This year i am carrying out a critical reappraisal of my body of published work as part of a broader analysis and reflection on the context of the Social Age. Which is another way of saying that i am looking both backwards, and forwards, and deciding what to leave behind.
My reflections will inform the eventual publication of a Social Age Handbook, which will capture one of the central pillars of my work and current understanding. But it will also lead to an archive series: books which will be ‘retired’ from the catalogue. Books that i am leaving behind.
I published the first part of the work this week: a look back at the Singapore Diary, which is a book about ‘Learning, Knowledge, and Meaning’.
Revisiting this work was quite comforting: it was familiar, but i could quite easily see how some of my language, and understanding, had changed. Not all of it, but some of it. In some ways the most surprising thing was not what had changed, but how some ideas have remained relatively static.
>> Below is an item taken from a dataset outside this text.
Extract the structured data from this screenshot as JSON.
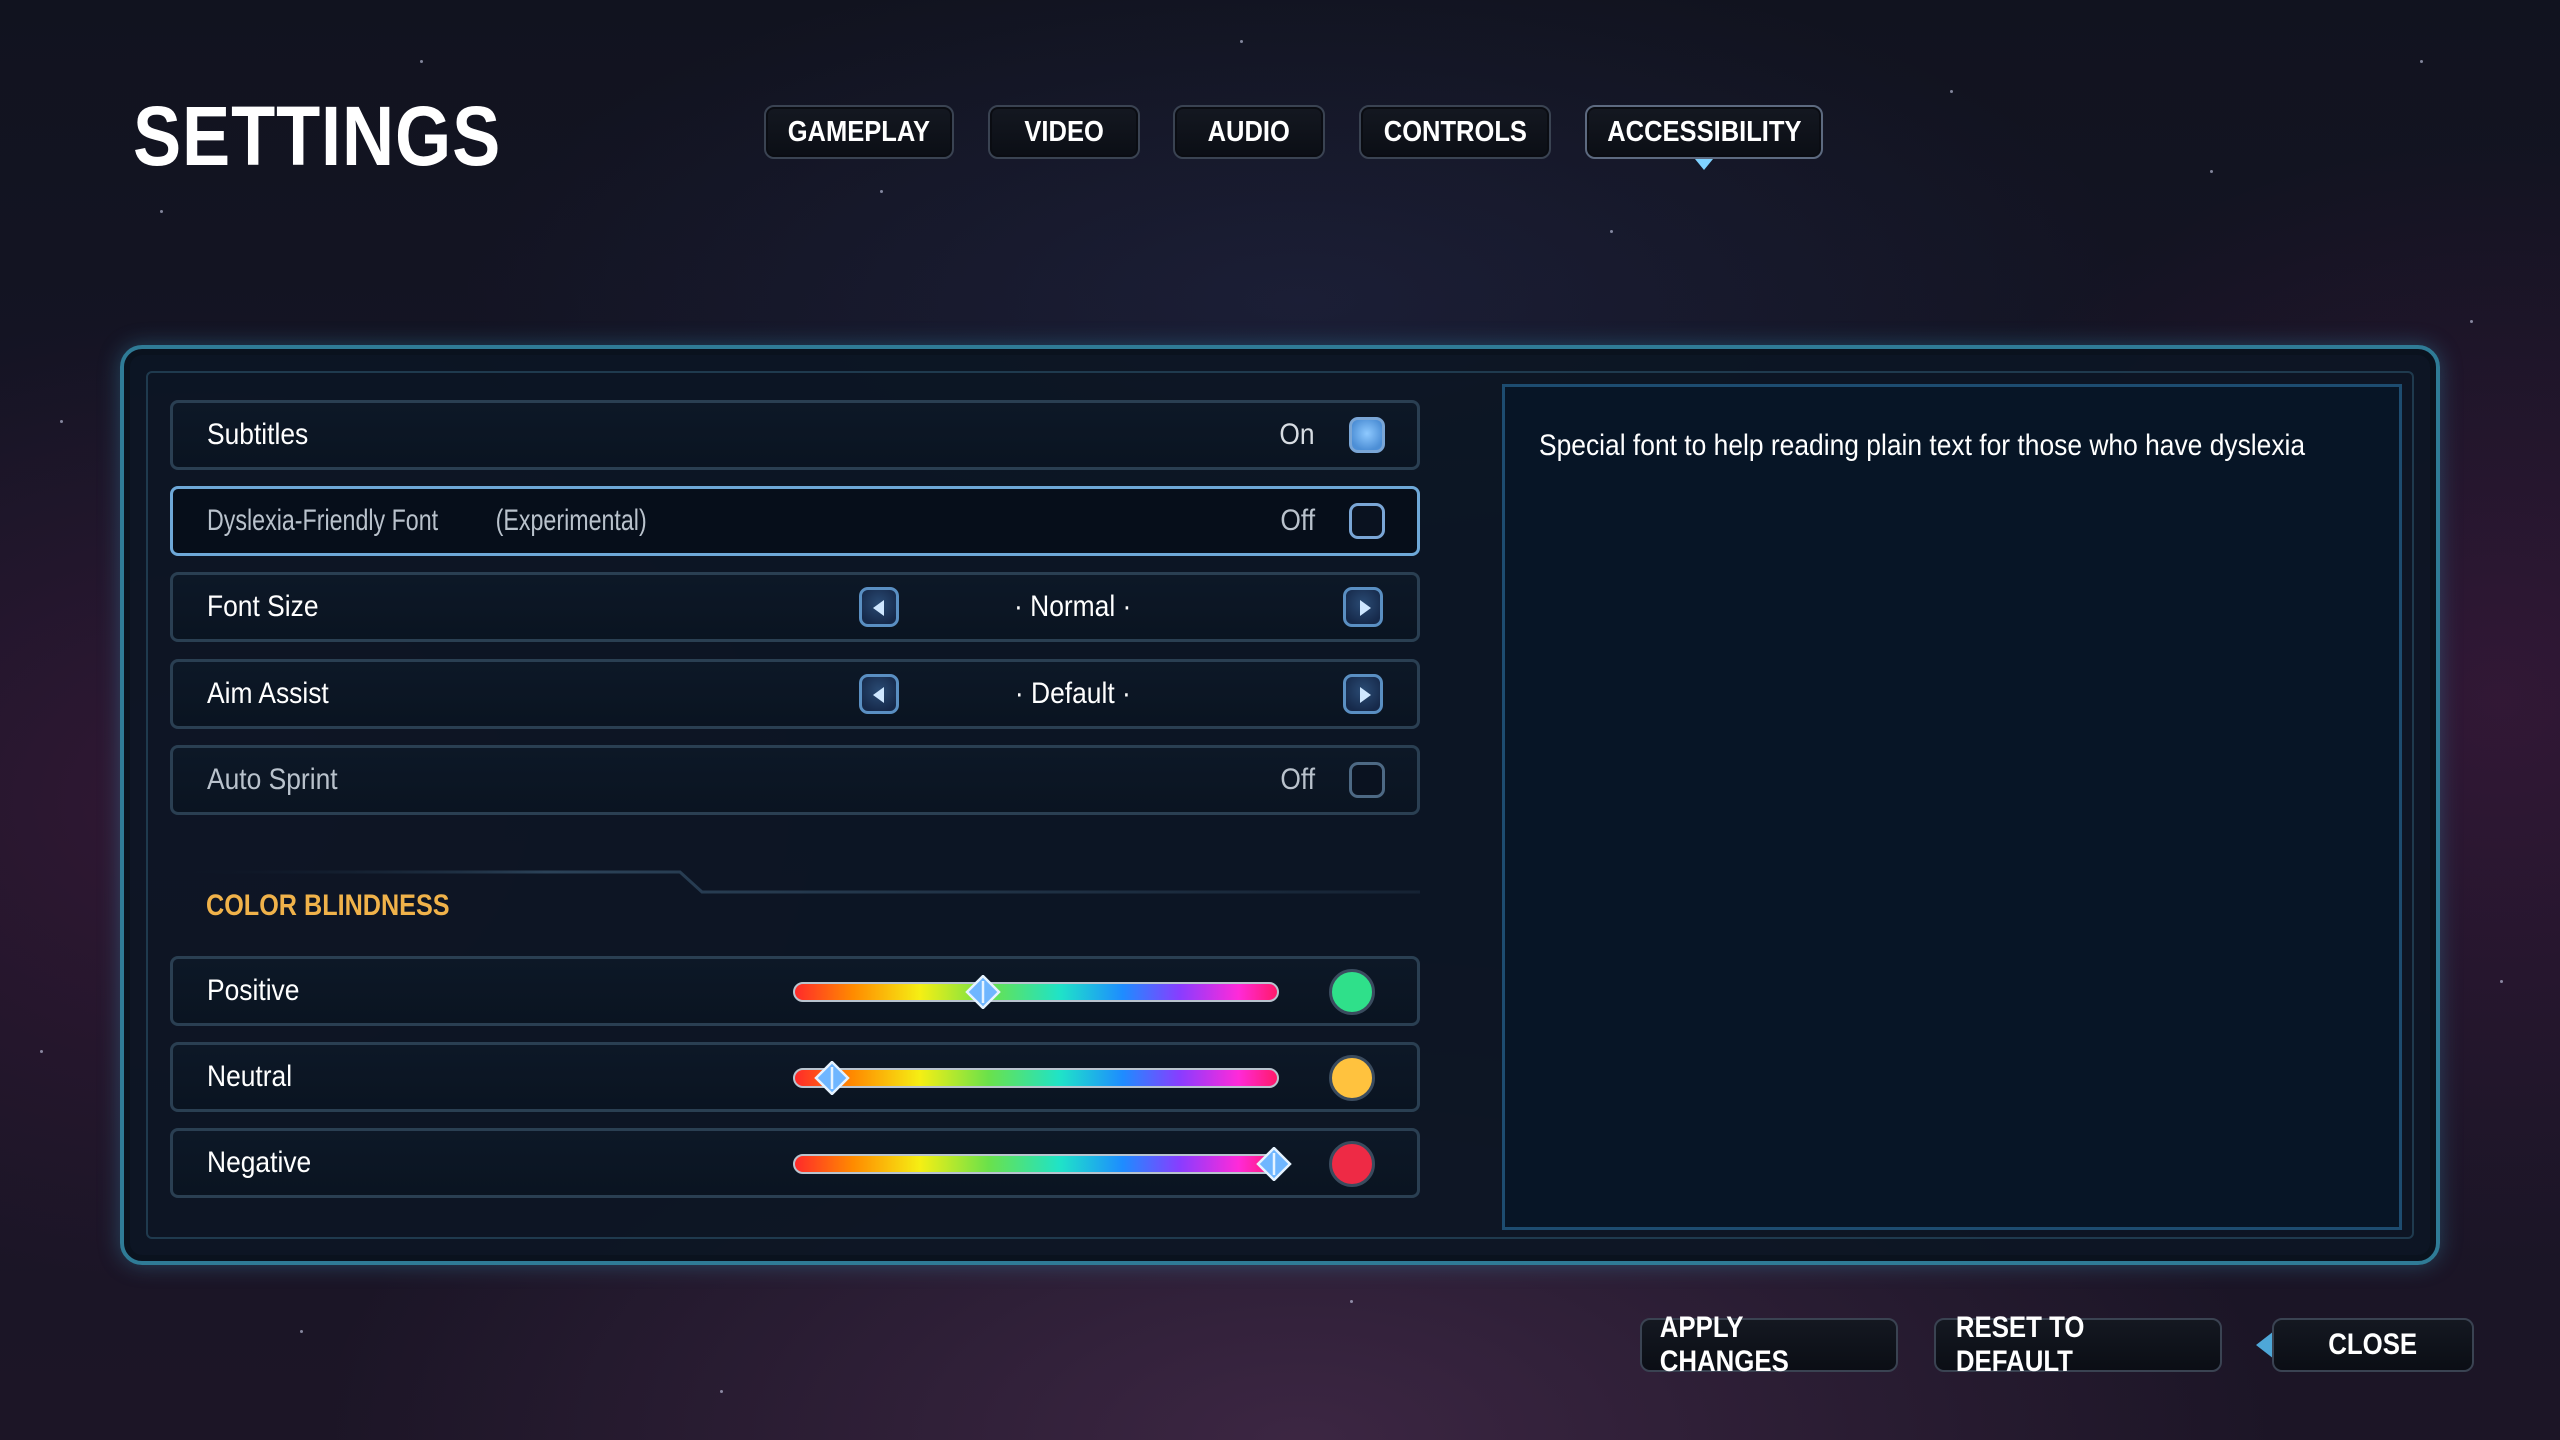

I’m not sure if this is reassuring or alarming: perhaps everything should have changed, evolved, if i am not to remain trapped in yesterdays understanding?
Finding Voice
I was rather reticent about restarting the Social Leadership Daily work this year: i don’t know why, but it had become a weight for me, a friction in my thinking. Possibly it had become too heavy.
Anyway: i am rather pleased to have discovered a new voice and energy with it this year. I think the writing is shorter, and more poetic. Perhaps something of the voice that i found for the Humble Leader book.
The idea of voice has been with me for a few weeks now: i ran the two Campfires which considered ‘our many voices’, and these were insightful. The idea of our many voices, and how our relationship with them may be fluid.
It’s odd: i shared a short post late on Thursday night, to be honest, not something i was that happy with, and yet it seemed to land well. Perhaps it’s fragility gave it some kind of value.
I like the idea that our voice is fluid, although in that work i also consider how voices can be silenced, or discredited, or taken away. Everything casts a shadow.
Learning Science writing
Progress continues on the Learning Science work, and i’ve published two pieces this week which, i think, illustrate the approach quite nicely.
The first piece, on metacognition, is a piece of some certainty: it’s based on the research and covers quite a lot of ground.
https://julianstodd.wordpress.com/2023/01/19/humility-as-action/
The second is a hypothesis, an idea, and is far more speculative: it considers Social Metacognition, presented as a feature of, and in the context of, the Social Age.
https://julianstodd.wordpress.com/2023/01/16/workingoutloud-on-learning-science-metacognition/
I like that this work will contain both certainty and curiosity, so a foundation, and something to develop on top of it.
Perhaps all our work should contain these two things, for if we are trapped in our own certainty, we are weaker for it.